Sendas lágrimas corrieron por las mejillas de la pobre muchacha, comprendiendo que el pintor tenía razón, y que en el fondo parecía encontrarse en un maldito callejón sin salida.
-No llore… piense sobre lo que le he dicho. Acepte mi oferta y deje que la pinte. Le aseguro que no se arrepentirá. Ahora ya sé lo que pretendían decir sus ojos, que no son sino el espejo del alma, y créame si le digo que resultaría imposible borrar esa imagen de mi mente. Sin embargo, a pesar de todo, la necesito en mi estudio.

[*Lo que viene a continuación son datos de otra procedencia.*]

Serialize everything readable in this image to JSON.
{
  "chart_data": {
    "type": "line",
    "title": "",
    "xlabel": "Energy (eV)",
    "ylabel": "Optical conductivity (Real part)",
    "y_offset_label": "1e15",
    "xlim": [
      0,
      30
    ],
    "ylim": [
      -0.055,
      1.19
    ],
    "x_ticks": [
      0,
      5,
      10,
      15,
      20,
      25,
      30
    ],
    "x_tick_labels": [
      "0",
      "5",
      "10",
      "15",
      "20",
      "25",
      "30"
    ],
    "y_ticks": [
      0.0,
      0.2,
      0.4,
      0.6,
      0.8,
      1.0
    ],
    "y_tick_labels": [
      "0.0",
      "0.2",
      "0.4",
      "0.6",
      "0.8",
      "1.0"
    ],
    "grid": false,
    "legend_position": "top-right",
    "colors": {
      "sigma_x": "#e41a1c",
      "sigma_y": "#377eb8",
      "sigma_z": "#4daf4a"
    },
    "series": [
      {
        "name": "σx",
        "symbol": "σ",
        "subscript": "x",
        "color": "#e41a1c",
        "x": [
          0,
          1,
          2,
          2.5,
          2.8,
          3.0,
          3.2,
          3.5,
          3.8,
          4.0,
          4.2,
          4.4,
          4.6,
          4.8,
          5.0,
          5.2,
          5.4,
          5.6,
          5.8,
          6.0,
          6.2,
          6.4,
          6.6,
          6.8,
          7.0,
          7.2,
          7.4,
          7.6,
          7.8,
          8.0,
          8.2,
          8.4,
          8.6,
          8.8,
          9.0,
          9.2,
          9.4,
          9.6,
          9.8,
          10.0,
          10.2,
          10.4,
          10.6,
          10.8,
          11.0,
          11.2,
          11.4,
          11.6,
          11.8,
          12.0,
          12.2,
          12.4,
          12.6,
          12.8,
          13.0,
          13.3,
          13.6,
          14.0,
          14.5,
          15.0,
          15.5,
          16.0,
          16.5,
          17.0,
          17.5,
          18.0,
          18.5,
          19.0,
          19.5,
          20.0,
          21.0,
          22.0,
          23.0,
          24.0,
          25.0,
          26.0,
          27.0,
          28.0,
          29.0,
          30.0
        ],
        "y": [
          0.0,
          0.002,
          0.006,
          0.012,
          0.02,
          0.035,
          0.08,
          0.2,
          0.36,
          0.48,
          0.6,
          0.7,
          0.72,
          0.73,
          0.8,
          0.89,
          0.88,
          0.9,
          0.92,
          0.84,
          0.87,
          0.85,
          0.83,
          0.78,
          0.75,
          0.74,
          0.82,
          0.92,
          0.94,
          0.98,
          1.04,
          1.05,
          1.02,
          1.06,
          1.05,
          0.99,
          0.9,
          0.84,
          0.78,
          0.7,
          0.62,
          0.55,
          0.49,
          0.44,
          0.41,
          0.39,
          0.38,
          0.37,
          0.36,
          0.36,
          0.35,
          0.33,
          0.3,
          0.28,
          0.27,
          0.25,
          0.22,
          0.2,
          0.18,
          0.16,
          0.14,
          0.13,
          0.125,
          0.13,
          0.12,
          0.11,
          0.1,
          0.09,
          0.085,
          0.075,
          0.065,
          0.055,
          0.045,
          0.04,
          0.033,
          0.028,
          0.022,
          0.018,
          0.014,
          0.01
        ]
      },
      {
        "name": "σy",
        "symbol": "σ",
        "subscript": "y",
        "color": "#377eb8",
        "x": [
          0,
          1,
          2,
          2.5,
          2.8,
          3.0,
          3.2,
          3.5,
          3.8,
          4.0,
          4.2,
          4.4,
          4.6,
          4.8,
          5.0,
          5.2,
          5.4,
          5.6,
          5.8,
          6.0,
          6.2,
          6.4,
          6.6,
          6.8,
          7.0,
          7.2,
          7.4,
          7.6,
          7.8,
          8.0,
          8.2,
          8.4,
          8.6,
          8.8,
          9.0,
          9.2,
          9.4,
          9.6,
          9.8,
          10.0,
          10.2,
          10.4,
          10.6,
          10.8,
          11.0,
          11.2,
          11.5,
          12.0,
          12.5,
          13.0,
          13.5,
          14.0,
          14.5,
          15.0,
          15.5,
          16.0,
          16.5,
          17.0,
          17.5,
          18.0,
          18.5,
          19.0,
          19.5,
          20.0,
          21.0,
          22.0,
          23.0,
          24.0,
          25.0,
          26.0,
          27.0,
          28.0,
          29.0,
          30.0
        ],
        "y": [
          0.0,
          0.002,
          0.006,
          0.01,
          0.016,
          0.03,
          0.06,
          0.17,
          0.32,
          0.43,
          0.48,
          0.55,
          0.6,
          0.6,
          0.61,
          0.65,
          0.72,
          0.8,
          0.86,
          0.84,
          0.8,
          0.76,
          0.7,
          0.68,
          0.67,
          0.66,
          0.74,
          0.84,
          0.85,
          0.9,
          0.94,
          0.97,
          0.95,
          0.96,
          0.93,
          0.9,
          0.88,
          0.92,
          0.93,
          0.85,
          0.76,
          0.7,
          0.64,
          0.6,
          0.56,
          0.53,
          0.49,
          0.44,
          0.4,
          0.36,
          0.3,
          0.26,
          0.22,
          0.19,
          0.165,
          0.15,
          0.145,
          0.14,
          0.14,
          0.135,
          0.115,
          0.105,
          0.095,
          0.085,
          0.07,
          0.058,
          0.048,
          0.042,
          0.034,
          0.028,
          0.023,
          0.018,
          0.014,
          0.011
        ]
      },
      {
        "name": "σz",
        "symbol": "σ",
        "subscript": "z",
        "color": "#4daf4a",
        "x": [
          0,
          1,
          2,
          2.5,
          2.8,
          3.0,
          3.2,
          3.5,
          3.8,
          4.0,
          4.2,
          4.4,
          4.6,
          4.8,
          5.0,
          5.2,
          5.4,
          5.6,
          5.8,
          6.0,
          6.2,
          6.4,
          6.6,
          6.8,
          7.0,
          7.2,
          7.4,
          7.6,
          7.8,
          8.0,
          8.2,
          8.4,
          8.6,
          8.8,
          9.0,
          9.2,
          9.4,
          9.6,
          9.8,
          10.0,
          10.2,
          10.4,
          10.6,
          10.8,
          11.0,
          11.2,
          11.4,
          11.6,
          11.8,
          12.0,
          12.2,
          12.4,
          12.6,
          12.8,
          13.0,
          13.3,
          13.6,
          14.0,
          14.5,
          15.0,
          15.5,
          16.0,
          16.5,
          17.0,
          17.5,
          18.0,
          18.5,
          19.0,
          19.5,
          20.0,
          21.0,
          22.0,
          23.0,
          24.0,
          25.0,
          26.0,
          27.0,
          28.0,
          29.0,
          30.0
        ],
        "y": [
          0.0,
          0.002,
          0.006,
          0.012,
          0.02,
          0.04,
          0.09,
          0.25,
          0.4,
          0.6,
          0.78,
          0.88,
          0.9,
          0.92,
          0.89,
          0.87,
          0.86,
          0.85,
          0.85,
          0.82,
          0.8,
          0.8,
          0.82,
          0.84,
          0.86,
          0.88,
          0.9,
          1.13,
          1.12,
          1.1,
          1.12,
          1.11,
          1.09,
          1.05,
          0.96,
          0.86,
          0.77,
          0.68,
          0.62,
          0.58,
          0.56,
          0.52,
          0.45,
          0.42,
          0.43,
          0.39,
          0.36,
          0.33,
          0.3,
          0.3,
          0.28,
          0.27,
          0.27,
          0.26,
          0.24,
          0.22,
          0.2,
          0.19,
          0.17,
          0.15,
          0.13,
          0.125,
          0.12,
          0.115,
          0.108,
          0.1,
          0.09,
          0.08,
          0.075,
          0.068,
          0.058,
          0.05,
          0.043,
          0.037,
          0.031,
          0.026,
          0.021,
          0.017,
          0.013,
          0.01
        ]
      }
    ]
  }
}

Suzon, finalmente, asintió con un leve gesto, dispuesta a formar parte de uno de los cuadros que, sin que ella pudiese ni siquiera sospecharlo, llegaría a ser una de las obras maestras y de más reconocida fama mundial del genial pintor francés.

Manet había encontrado así la absoluta inspiración que tanto había deseado, plasmando en el lienzo la más pura de las esencias que rodeaban al Folies Bergéres, la punta del iceberg necesaria para dar cuerpo a su genial e indiscutible idea. En el fondo, solo iba a ser un ejemplo más dentro de las múltiples situaciones que se podía hallar entre hombres y mujeres, en un espacio de ocio donde el tráfico amoroso y sexual campaba a sus anchas, pero que daría una muestra palpable de la indiscutible genialidad de este pintor inmortal.